Un manque de faire savoir


Mais alors pourquoi, avec de telles réussites et atouts, la métropole lilloise n'a-t-elle pas encore réussi à imposer son image de marque aux yeux de tous ? Le Nord avait du mal à se départir de l'image des corons. Le fait qu'elle n'ait pas disposé assez tôt de structures en réseau haut débit a sans doute également joué en sa défaveur. Les grands de la VAD ont dû, en effet, lancer leur expérimentation ailleurs. Heureusement, Lille Métropole, à travers la structure Digiport, a pris le taureau par les cornes pour combler son retard. La Communauté urbaine de Lille a même décidé de déployer des réseaux Wi-fi sur une cinquantaine de sites publics et privés répartis sur le territoire métropolitain. Ce qui fait de ce programme le plus ambitieux jamais soutenu en France par les pouvoirs publics. Mais ce qui nuit à la reconnaissance de ce territoire tient surtout, là aussi, dans la mentalité des gens du Nord. Il n'y a pas si longtemps était encore écrit sur le fronton des usines ce slogan : “Le bien ne fait pas de bruit. Le bruit ne fait pas de bien”. Difficile de se départir d'une culture basée sur le savoir-faire au détriment du faire savoir. « Les Nordistes se rassurent dans le factuel et le concret. Ils ne prennent pas la mesure de l'imaginaire. Ils se méfient du médiatique. Heureusement, ils commencent à comprendre qu'ils doivent également tabler sur l'image pour se faire reconnaître », résume Alain Mahieu, directeur d'Intuitu Personae. L'événement “Lille2004 Capitale Européenne de la Culture” donne actuellement une vision attirante et séduisante de la métropole. Il participe à un changement d'image dont devraient profiter les professionnels régionaux de la vente à distance et du marketing direct. Reste à travailler encore davantage à la promotion au plan international. Et la légende de la “VAD Valley” commencera alors à s'imposer comme un état de fait aux yeux de tous.

Un territoire riche en formations


La métropole lilloise offre, aux jeunes voulant se former aux métiers de la vente à distance et du marketing direct, de nombreuses formations. L'IAE (Institut d'Administration des Entreprises) de l'Université des sciences et technologies de Lille propose un magistère, un DESS et un DEA en marketing direct et vente à distance au sein de l'IEMD (Institut européen du marketing direct). « L'IEMD a été créé en 1987 avec l'aide de La Poste et de professionnels de la VPC. Nous avons longtemps été les seuls à proposer un programme universitaire de ce niveau dans cette filière », souligne Francis Salerno, professeur des universités et directeur associé de l'IAE de Lille.
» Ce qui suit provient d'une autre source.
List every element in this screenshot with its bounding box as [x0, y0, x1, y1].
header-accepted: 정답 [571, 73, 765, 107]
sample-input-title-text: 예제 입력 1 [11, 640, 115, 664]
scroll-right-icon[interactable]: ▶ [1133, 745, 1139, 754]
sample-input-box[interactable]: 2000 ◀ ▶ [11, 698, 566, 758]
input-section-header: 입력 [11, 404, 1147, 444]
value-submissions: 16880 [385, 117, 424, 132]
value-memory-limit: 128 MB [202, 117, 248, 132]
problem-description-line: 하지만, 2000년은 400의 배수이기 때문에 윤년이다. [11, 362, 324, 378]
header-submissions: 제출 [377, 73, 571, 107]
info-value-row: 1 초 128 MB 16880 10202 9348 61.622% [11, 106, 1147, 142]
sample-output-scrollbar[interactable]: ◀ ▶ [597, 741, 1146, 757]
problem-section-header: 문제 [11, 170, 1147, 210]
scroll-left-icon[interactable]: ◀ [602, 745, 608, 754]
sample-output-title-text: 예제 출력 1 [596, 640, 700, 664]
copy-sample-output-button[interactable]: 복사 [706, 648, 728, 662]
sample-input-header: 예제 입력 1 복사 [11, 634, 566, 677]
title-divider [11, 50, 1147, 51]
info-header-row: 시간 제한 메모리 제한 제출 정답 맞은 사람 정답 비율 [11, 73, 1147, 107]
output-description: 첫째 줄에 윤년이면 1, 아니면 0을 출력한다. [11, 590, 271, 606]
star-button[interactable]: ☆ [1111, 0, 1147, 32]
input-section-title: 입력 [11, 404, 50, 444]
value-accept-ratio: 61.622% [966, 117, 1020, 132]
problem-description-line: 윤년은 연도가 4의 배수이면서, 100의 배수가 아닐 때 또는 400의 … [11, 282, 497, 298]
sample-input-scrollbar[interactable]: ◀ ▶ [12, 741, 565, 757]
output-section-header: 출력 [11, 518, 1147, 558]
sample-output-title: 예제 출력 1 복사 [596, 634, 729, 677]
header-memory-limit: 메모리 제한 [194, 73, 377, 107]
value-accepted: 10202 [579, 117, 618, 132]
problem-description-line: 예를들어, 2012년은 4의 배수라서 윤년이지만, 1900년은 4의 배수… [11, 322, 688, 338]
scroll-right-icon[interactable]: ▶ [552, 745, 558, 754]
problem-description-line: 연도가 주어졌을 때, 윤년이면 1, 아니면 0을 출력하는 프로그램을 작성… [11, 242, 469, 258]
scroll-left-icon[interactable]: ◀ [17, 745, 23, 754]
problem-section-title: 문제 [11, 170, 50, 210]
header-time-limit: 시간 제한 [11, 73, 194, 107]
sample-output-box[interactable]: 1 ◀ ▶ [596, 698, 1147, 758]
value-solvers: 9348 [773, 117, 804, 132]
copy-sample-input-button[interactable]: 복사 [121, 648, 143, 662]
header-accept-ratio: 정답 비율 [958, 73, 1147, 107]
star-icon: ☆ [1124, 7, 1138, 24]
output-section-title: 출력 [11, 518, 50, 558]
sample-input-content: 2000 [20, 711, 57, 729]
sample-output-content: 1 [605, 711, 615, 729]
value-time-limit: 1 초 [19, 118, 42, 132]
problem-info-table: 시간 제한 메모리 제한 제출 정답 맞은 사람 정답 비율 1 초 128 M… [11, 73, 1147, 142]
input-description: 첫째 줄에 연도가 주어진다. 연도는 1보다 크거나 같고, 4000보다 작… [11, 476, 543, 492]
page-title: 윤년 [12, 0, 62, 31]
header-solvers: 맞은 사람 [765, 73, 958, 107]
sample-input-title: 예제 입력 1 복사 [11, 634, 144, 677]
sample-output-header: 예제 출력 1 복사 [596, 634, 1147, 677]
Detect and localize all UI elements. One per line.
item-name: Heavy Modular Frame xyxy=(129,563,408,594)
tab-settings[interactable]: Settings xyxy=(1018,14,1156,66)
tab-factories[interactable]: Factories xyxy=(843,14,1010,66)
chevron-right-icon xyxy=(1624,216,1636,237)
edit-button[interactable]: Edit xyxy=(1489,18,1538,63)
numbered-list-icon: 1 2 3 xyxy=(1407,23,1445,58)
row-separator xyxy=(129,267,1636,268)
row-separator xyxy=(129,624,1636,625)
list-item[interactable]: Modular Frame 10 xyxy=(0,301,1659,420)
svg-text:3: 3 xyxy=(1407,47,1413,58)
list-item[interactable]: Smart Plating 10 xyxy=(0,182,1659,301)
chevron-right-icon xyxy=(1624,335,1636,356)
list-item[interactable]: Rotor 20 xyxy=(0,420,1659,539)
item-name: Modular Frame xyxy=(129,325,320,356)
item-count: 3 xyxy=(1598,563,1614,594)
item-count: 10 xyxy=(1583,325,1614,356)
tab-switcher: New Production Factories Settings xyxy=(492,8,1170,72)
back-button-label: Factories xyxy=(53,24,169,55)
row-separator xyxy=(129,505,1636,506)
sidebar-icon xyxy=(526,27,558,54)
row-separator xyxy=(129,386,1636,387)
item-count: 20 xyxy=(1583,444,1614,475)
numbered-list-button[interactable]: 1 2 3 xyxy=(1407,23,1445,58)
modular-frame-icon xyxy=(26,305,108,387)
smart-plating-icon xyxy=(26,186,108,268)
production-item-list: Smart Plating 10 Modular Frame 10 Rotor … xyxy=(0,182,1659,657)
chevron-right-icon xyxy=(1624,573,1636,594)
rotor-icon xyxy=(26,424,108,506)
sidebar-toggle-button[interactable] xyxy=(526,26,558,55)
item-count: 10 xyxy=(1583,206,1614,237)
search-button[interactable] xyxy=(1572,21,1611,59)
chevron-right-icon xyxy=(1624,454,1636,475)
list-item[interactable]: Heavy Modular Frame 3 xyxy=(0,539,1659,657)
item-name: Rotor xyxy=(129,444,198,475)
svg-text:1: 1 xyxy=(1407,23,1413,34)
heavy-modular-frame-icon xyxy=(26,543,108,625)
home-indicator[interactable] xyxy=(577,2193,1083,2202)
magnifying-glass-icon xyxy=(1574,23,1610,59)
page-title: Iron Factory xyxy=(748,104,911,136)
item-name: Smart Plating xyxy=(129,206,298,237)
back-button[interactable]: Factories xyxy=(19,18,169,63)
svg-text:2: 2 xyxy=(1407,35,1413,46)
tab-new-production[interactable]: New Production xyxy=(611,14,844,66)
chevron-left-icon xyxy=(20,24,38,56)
L'IAE compte également une Equipe de Recherche en Marketing (Erem) qui fait partie du Centre Lillois d'Analyse et Recherche sur l'Evolution des Entreprises (Claree) associé au CNRS. Il existe également un Mastère Spécialisé de troisième cycle en marketing direct et commerce électronique à l'Ecole Supérieure de Commerce de Lille. Cette formation s'adresse à des étudiants de niveau bac + 5 en économie ou en scientifique, et de niveau bac + 4 en marketing. De plus, elle est accessible aux dirigeants et cadres d'entreprises dans le cadre de la formation continue. Le Move Center joue, depuis cette année, le rôle d'un centre de transfert de technologie opérationnelle pour les PME. « Nous proposons aux PME qui veulent se lancer dans la VAD de parrainer un étudiant qui applique directement dans l'entreprise les cours pratiques qui lui sont dispensés par les professionnels du secteur », explique Marc-Lionel Gatto, directeur du Move Center. La métropole propose aussi des formations dispensées par Cepreco Entreprises et qui prépare à différents métiers liés à la vente à distance. Très prisées par les agences, elles ont formé de nombreux concepteurs-rédacteurs aujourd'hui en poste dans un grand nombre d'agences de Lille. Les écoles plus apparentées aux arts graphiques participent aussi au dynamisme de la région en termes de formation des compétences. Des écoles comme Saint-Luc près de Tournai, l'Esaat et Sup de Création de Roubaix ainsi que le lycée professionnel de Sainte-Marie à Bailleul, préparent des professionnels des arts graphiques dont sont friands les agences et les studios de création.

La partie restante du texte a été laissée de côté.